The Tyranny of Self-Improvement

Why the Pressure to Change Keeps Us Stuck

Why Can’t I Change?

Many people come to therapy asking, Why can’t I change? It’s a question that often carries frustration, self-doubt, and a quiet, painful belief: If I were different, I’d finally be okay.

The wish to change makes sense. When we feel stuck in the same patterns—reacting in ways we don’t want to, struggling with the same anxieties, feeling trapped in relationships that don’t work—it’s natural to want something to be different. But before we assume that change is the answer, it’s worth asking: Where does the urgency to change come from?

Many approaches to therapy, like CBT, focus on identifying problematic thoughts and behaviors and replacing them with more adaptive ones. This can be useful for certain struggles—like managing debilitating OCD symptoms or overcoming life-disrupting phobias—but it can also reinforce the idea that we must constantly monitor and correct ourselves to be okay. When therapy becomes another place where we feel pressured to fix who we are, rather than explore and understand ourselves, it can leave us stuck in the very patterns we’re trying to escape.

For many, the pressure to change is not simply about growth or possibility—it’s about escaping something. It’s about moving away from a part of ourselves that feels intolerable, unacceptable, or unworthy. And when we take this approach, we often find ourselves trapped in an exhausting back-and-forth: between trying to force change and feeling like a failure when we can’t.

Winnicott’s idea of potential space offers a way out of this struggle.

The Trap of Polarities: Stuck Between Change and Acceptance

According to Winnicott, potential space is the place between inner and outer reality, between our internal world and our relationships with others. It’s the space where creativity, play, and new possibilities emerge. But when we feel pressured to be different, or when we believe we must change to be acceptable, this space collapses. We lose access to curiosity, flexibility, and self-reflection.

Instead, we get caught in rigid polarities:

Either I change and become someone better, or I’m stuck as I am.

Either I achieve my ideal self, or I’m a failure.

Either I control my emotions, or I’m overwhelmed by them.

These kinds of opposites leave no room for a third possibility—the space in between, where real transformation can take place. Playing in a potential space that allows for an open, curious mind, invites a kind of creativity that helps imagine a way of being in the world that doesn’t fall prey to narrow forms of thinking about the world.

What If Real Change Isn’t What We Think?

When we’re caught in the belief that we must change, we often overlook what our struggles are trying to tell us. The aspects of ourselves that frustrate us—our fears, defenses, anxieties—developed for a reason. They are not evidence that we’re broken; they are expressions of our histories, our survival, our deepest needs.

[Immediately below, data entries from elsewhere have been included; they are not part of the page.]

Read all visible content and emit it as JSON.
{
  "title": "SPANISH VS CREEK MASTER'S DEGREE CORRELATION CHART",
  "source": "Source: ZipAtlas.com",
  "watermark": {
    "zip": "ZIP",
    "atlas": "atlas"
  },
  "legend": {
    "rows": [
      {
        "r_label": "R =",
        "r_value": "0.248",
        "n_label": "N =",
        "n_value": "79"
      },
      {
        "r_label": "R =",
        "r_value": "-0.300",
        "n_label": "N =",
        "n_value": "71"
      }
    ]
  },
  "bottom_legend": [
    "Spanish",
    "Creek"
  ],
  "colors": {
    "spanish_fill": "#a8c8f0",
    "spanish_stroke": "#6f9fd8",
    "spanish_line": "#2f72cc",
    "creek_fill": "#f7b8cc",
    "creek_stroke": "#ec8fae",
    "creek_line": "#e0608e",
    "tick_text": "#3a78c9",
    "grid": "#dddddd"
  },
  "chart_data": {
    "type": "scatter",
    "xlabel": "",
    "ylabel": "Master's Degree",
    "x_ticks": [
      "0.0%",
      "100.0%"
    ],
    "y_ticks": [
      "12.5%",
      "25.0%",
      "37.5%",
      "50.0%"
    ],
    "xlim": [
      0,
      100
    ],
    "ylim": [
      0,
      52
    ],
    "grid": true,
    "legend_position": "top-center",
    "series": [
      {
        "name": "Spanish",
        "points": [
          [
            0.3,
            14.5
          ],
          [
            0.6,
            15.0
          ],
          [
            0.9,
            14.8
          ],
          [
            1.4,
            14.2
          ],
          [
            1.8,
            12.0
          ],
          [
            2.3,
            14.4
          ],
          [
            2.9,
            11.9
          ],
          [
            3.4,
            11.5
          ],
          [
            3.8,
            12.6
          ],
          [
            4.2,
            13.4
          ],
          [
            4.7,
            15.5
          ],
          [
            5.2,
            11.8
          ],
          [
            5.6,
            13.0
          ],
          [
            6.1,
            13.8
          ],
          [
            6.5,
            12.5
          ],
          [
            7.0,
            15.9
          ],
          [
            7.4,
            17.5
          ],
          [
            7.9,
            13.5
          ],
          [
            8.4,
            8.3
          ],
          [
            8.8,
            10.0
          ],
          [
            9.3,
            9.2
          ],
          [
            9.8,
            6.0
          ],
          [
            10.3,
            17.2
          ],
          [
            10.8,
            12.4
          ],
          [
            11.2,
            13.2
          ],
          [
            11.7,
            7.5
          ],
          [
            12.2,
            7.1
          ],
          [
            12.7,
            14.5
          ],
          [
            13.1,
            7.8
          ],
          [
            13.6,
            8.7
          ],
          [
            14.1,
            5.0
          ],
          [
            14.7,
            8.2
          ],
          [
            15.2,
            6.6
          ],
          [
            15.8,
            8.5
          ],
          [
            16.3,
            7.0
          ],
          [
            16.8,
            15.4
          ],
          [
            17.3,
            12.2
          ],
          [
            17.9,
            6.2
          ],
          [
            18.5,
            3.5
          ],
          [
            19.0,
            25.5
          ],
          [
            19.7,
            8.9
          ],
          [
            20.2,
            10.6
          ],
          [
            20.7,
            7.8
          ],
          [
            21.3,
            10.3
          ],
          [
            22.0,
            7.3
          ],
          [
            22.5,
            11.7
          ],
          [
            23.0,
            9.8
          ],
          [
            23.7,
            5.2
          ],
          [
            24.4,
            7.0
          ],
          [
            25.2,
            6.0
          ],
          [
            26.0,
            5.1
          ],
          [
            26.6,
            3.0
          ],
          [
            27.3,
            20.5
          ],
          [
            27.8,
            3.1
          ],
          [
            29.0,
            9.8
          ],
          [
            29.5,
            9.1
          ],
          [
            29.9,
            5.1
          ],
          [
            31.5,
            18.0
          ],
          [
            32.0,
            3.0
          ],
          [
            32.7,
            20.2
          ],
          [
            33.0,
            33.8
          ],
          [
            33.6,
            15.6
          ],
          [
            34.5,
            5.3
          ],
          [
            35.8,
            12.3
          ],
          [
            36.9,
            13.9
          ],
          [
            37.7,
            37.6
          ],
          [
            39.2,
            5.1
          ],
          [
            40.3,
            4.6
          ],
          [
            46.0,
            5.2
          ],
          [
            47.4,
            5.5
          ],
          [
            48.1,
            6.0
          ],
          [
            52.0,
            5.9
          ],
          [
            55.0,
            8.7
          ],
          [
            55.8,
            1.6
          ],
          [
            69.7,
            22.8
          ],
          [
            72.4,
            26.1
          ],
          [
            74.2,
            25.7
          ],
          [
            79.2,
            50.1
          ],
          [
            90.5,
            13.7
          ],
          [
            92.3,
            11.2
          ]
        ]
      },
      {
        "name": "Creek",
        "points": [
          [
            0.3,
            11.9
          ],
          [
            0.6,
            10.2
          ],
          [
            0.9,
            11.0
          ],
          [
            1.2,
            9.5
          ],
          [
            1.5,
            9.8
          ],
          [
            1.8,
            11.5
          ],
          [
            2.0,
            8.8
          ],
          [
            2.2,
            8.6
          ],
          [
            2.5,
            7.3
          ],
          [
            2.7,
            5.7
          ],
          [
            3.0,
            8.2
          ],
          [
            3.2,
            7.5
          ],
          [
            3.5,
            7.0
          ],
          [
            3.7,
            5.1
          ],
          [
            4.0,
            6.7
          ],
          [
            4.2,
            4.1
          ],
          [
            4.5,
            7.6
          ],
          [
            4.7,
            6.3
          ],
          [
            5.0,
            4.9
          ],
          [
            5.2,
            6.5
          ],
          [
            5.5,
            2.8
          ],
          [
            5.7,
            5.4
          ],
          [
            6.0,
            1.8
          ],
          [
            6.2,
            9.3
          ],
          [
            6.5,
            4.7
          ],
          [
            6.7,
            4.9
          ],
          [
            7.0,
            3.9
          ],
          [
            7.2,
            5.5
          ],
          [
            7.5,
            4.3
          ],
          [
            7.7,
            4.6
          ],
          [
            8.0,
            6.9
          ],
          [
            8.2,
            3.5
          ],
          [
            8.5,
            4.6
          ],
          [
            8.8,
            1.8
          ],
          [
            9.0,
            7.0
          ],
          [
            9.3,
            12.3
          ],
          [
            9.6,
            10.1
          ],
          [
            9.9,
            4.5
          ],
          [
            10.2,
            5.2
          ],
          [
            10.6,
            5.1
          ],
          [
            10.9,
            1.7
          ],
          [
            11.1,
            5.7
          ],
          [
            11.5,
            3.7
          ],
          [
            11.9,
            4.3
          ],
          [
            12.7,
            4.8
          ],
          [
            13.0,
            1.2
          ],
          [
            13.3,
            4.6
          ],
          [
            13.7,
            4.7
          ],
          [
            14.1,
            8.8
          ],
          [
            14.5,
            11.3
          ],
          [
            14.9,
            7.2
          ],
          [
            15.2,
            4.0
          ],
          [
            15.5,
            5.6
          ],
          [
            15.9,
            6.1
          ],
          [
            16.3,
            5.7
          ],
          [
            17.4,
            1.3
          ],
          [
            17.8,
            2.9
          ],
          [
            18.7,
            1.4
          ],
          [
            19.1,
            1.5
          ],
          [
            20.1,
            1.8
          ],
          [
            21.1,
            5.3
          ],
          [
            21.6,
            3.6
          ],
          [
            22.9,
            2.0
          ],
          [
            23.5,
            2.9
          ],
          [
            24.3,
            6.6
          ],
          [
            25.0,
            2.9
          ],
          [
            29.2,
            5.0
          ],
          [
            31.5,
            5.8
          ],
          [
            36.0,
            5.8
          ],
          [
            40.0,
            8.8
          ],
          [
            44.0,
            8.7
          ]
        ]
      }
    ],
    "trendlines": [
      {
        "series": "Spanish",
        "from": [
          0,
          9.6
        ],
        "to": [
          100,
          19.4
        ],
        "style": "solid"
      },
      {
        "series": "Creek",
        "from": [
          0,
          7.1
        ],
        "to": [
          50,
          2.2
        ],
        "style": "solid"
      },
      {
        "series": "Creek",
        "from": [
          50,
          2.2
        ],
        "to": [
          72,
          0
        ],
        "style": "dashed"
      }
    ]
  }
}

Winnicott saw growth as something that happens in a space of safety and recognition. When we are given room to explore, when we don’t feel forced to be different but instead feel truly seen, something shifts. We stop struggling against ourselves and start discovering who we actually are.

In other words, change doesn’t happen through force or self-rejection. It happens when we loosen the pressure to change and step into a space where we can actually use our experience—where we can play with different possibilities, rather than feel trapped in a rigid demand to be different.

Maybe You Don’t Need to Change—Maybe You Need More Space

The paradox is this: the more we feel like we must change, the more stuck we become. And the more we feel that who we are is accepted—by others and by ourselves—the more room we have to grow, adapt, and transform in ways we never expected.

At Dr. Kull & Associates, our therapists don’t push you to change or tell you who you should be. Instead, we help create a space where you can explore what it’s like to be you—without pressure, without judgment. In that space, something new becomes possible: not the exhausting pursuit of an ideal self, but a relationship with yourself that feels more alive, more creative, and more free.

Maybe the real question isn’t Why can’t I change? but What happens when I stop trying so hard to?